Inflation risk spooks equity markets

By Lars Christensen, CEO and Founder, and Laurids Rising, Analyst

US inflation for January surprised on the upside today. CPI inflation was at 2.1% y/y and Core inflation at 1.8% y/y. Both are above the consensus of 1.9% and 1.7% respectively. This adds to the fear of further turmoil in the equity markets.

A couple of weeks ago we warned that inflationary risks had increased in the US and that this could trigger a downturn in the US stock market. The warning was brought by Bloomberg and can be read here. As we know today that was the correct call.

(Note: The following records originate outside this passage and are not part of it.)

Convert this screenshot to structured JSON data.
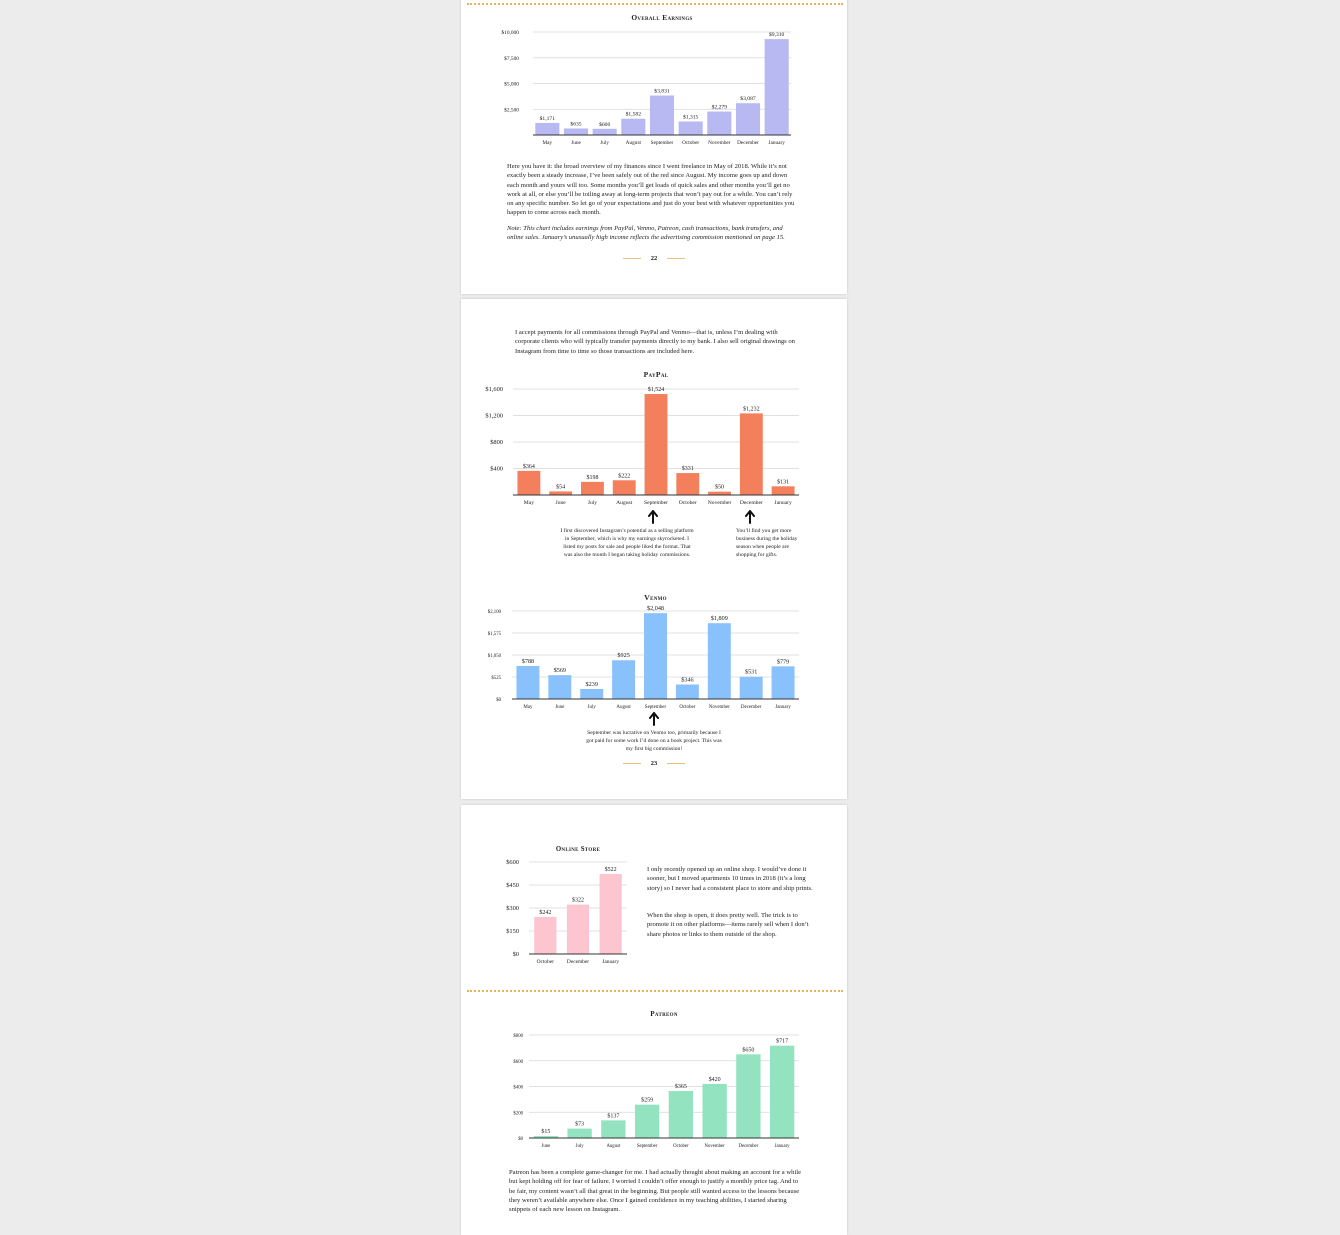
{
  "colors": {
    "overall": "#b8b9f2",
    "paypal": "#f37f5c",
    "venmo": "#88c1fc",
    "online_store": "#fdc5cf",
    "patreon": "#93e3c1",
    "dotted_rule": "#e3b65a",
    "page_rule": "#e6c27a"
  },
  "pages": [
    {
      "number": "22",
      "paragraph": "Here you have it: the broad overview of my finances since I went freelance in May of 2018. While it’s not exactly been a steady increase, I’ve been safely out of the red since August. My income goes up and down each month and yours will too. Some months you’ll get loads of quick sales and other months you’ll get no work at all, or else you’ll be toiling away at long-term projects that won’t pay out for a while. You can’t rely on any specific number. So let go of your expectations and just do your best with whatever opportunities you happen to come across each month.",
      "note": "Note: This chart includes earnings from PayPal, Venmo, Patreon, cash transactions, bank transfers, and online sales. January’s unusually high income reflects the advertising commission mentioned on page 15."
    },
    {
      "number": "23",
      "intro": "I accept payments for all commissions through PayPal and Venmo—that is, unless I’m dealing with corporate clients who will typically transfer payments directly to my bank. I also sell original drawings on Instagram from time to time so those transactions are included here.",
      "paypal_annotation_left": "I first discovered Instagram’s potential as a selling platform in September, which is why my earnings skyrocketed. I listed my posts for sale and people liked the format. That was also the month I began taking holiday commissions.",
      "paypal_annotation_right": "You’ll find you get more business during the holiday season when people are shopping for gifts.",
      "venmo_annotation": "September was lucrative on Venmo too, primarily because I got paid for some work I’d done on a book project. This was my first big commission!"
    },
    {
      "online_store_text_1": "I only recently opened up an online shop. I would’ve done it sooner, but I moved apartments 10 times in 2018 (it’s a long story) so I never had a consistent place to store and ship prints.",
      "online_store_text_2": "When the shop is open, it does pretty well. The trick is to promote it on other platforms—items rarely sell when I don’t share photos or links to them outside of the shop.",
      "patreon_text": "Patreon has been a complete game-changer for me. I had actually thought about making an account for a while but kept holding off for fear of failure. I worried I couldn’t offer enough to justify a monthly price tag. And to be fair, my content wasn’t all that great in the beginning. But people still wanted access to the lessons because they weren’t available anywhere else. Once I gained confidence in my teaching abilities, I started sharing snippets of each new lesson on Instagram."
    }
  ],
  "chart_data": [
    {
      "id": "overall",
      "type": "bar",
      "title": "Overall Earnings",
      "categories": [
        "May",
        "June",
        "July",
        "August",
        "September",
        "October",
        "November",
        "December",
        "January"
      ],
      "values": [
        1171,
        635,
        600,
        1582,
        3831,
        1315,
        2279,
        3087,
        9310
      ],
      "value_labels": [
        "$1,171",
        "$635",
        "$600",
        "$1,582",
        "$3,831",
        "$1,315",
        "$2,279",
        "$3,087",
        "$9,310"
      ],
      "ylim": [
        0,
        10000
      ],
      "y_ticks": [
        2500,
        5000,
        7500,
        10000
      ],
      "y_tick_labels": [
        "$2,500",
        "$5,000",
        "$7,500",
        "$10,000"
      ],
      "grid": true
    },
    {
      "id": "paypal",
      "type": "bar",
      "title": "PayPal",
      "categories": [
        "May",
        "June",
        "July",
        "August",
        "September",
        "October",
        "November",
        "December",
        "January"
      ],
      "values": [
        364,
        54,
        198,
        222,
        1524,
        331,
        50,
        1232,
        131
      ],
      "value_labels": [
        "$364",
        "$54",
        "$198",
        "$222",
        "$1,524",
        "$331",
        "$50",
        "$1,232",
        "$131"
      ],
      "ylim": [
        0,
        1600
      ],
      "y_ticks": [
        400,
        800,
        1200,
        1600
      ],
      "y_tick_labels": [
        "$400",
        "$800",
        "$1,200",
        "$1,600"
      ],
      "grid": true
    },
    {
      "id": "venmo",
      "type": "bar",
      "title": "Venmo",
      "categories": [
        "May",
        "June",
        "July",
        "August",
        "September",
        "October",
        "November",
        "December",
        "January"
      ],
      "values": [
        788,
        569,
        239,
        925,
        2048,
        346,
        1809,
        531,
        779
      ],
      "value_labels": [
        "$788",
        "$569",
        "$239",
        "$925",
        "$2,048",
        "$346",
        "$1,809",
        "$531",
        "$779"
      ],
      "ylim": [
        0,
        2100
      ],
      "y_ticks": [
        0,
        525,
        1050,
        1575,
        2100
      ],
      "y_tick_labels": [
        "$0",
        "$525",
        "$1,050",
        "$1,575",
        "$2,100"
      ],
      "grid": true
    },
    {
      "id": "online_store",
      "type": "bar",
      "title": "Online Store",
      "categories": [
        "October",
        "December",
        "January"
      ],
      "values": [
        242,
        322,
        522
      ],
      "value_labels": [
        "$242",
        "$322",
        "$522"
      ],
      "ylim": [
        0,
        600
      ],
      "y_ticks": [
        0,
        150,
        300,
        450,
        600
      ],
      "y_tick_labels": [
        "$0",
        "$150",
        "$300",
        "$450",
        "$600"
      ],
      "grid": true
    },
    {
      "id": "patreon",
      "type": "bar",
      "title": "Patreon",
      "categories": [
        "June",
        "July",
        "August",
        "September",
        "October",
        "November",
        "December",
        "January"
      ],
      "values": [
        15,
        73,
        137,
        259,
        365,
        420,
        650,
        717
      ],
      "value_labels": [
        "$15",
        "$73",
        "$137",
        "$259",
        "$365",
        "$420",
        "$650",
        "$717"
      ],
      "ylim": [
        0,
        800
      ],
      "y_ticks": [
        0,
        200,
        400,
        600,
        800
      ],
      "y_tick_labels": [
        "$0",
        "$200",
        "$400",
        "$600",
        "$800"
      ],
      "grid": true
    }
  ]
}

To a large extent the timing of this was luck, but there is no doubt that the inflationary story is now very much in focus in the markets. For the first time since 2008 markets are now fundamentally becoming concerned that the Federal Reserve will overshoot it's 2% inflation target. This is exemplified in our 2y2y inflation forecast for the US which has reached 2.1%. While it is only slightly above the Fed’s 2% target, it is the first time since 2012 that our Monetary Indicator is signalling a higher risk of overshooting rather than undershooting the inflation target. Looking at market-based inflation expectation substantiates these worries.

The drop in S&P500 over the last weeks means that our valuation model now no longer says US stocks are overvalued. However, our Monetary Indicator pretty clearly shows US monetary conditions are too easy. As seen below, the risk of Fed starting to hike rates more aggressively than already priced in is becoming more likely.

In that sense the situation is somewhat different from for example in early 2016 where the Fed had moved too early and could step back a bit when the stock market sold off. That is no longer a possibility. Inflation expectations have now jumped and there is no room for the Fed for a more dovish stance. This in our view means that there are more downside risks for stocks and a risk of more volatility. 

Right now, our models are flashing "dollar strength" and if that were to happen then we certainly will see more volatility. It is also notable that so far other risky asset classes have held up surprisingly well. If the dollar starts to strengthen that certainly will change. That said, the dollar is probably more or less where it should be in the medium-term.  However, if the Fed starts to turn more hawkish in response to the upwards pressure on inflation, markets could be in for more turmoil.